Problem definition: How to apply knowledge based interpretation to citizens observations of plant phenology.

Key words:

3d plant models, time development, model inversion, Bayesian parameter estimation. Biomathematics. Biochemistry, Temperature, Moisture .

In the context of link http://www.natuurkalender.nl , which illustrates datacollection about plant phenology, a friend mentioned statistical analysis of the [space, time , temperature, phenology] data.

As a proponent of model based data analysis as a way of making use of knowledge in science, engineering and domain expertise, I started to collect some literature or plant modelling.

The basic approach (around 1985) was to model plants in 3D and time, produce ray tracing models, given camera models, including satellite multispectral scanners thus producing predicted image data given model parameters.

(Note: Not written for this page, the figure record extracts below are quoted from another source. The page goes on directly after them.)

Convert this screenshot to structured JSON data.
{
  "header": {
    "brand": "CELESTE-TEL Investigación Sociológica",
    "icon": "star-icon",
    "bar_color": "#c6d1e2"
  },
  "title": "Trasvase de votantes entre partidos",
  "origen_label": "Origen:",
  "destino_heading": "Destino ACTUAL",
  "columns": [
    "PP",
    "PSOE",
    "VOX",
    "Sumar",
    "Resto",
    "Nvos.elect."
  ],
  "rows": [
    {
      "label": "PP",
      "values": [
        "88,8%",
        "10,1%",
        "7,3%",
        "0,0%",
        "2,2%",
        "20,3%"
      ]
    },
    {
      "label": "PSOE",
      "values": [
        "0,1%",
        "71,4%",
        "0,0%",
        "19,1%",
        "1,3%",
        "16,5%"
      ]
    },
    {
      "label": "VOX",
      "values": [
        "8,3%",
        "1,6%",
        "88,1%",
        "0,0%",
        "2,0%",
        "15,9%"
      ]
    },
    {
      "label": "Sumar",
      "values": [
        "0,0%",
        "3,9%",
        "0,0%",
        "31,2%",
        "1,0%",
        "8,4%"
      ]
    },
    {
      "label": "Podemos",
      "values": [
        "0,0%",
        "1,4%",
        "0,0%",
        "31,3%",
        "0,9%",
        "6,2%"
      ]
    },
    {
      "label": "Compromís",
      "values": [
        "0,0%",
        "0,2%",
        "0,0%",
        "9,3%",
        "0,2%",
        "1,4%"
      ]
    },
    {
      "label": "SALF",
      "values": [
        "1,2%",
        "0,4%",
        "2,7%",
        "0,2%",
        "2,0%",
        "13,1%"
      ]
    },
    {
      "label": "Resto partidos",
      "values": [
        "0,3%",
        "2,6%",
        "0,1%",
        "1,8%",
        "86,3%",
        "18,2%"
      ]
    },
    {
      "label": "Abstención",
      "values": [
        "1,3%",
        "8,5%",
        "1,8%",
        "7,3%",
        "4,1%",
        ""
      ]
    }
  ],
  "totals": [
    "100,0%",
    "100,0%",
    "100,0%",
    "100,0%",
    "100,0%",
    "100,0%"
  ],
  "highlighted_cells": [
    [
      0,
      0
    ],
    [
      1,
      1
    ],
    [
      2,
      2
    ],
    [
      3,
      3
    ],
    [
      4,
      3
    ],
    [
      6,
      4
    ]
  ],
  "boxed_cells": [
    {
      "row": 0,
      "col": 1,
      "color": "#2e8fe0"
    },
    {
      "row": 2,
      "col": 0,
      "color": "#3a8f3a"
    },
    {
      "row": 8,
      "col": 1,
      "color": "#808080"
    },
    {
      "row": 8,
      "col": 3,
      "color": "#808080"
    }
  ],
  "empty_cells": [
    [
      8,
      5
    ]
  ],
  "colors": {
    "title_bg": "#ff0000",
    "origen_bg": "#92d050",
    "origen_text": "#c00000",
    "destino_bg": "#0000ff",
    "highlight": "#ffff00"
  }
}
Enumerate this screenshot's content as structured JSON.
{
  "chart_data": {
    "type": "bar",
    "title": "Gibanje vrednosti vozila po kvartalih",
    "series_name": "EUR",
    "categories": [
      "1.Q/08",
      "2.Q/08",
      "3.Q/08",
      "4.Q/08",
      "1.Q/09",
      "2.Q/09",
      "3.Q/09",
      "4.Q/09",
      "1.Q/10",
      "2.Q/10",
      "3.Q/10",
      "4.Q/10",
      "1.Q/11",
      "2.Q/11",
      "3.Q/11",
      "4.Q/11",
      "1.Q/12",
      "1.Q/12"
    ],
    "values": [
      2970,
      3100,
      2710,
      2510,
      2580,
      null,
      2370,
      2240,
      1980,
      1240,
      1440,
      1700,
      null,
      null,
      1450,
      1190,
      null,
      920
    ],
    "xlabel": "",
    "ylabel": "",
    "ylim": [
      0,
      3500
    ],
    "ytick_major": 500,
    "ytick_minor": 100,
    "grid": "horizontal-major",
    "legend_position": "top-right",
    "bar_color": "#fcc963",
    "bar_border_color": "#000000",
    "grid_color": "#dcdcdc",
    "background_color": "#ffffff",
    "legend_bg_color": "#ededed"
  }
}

The likely actual parameters of objects, processes, sensors ,atmosphere, environment , … were calculated by Bayesian model inversion.
By adjusting the parameters in a maximum likelihood sense, the model is fit to all available model knowledge , measurements and observations.

At the time (1980 .. 1990) it was not trivial to obtain the required software or get access to “cpu time” . Meanwhile this problem does not exist . For a variety of plants, 3d models at various stages of growth can be ordered.

Plant models :
Ref. author: Przemyslaw Prusinkiewicz.
Keywords: Lindenmayer Systems, L-systems, Fractals, Plants, botanical trees,Graph theory, flowering, inflorescences, racemes, cymes, stochastic state transition, context sensitive L-systems .

Book: Przemyslaw Prusinkiewicz & James Hanan, Lindenmayer Systems, Fractals and plants, Lecture Notes in Biomathematics, Springer Verlag, 1989 .

Research proposal:
Relate the model parameters of L-system 4D plant models to environmental factors such as temperature, available photon flux, soil moisture and stress factors such as insect infestation.

Following selected plants in detail , using recording weather stations, spectroCams *, soil moisture sensors, air humidity sensors, will calibrate the models.

The calibrated models can then be used to make scientific sense of the large volume of citizens generated data.

* a spectroCam in our definition is a combination of an RGB camera for spatial pattern classification and generation of 2.5 D spatial models and a 2048 or 1024 channel spectrometer for the estimation of parameters of the biochemical processes in plants. It is a tool for spatial, temporal, spectral pattern recognition.

Nanno J. Mulder
M3X, prof. emeritus, RS data analysis.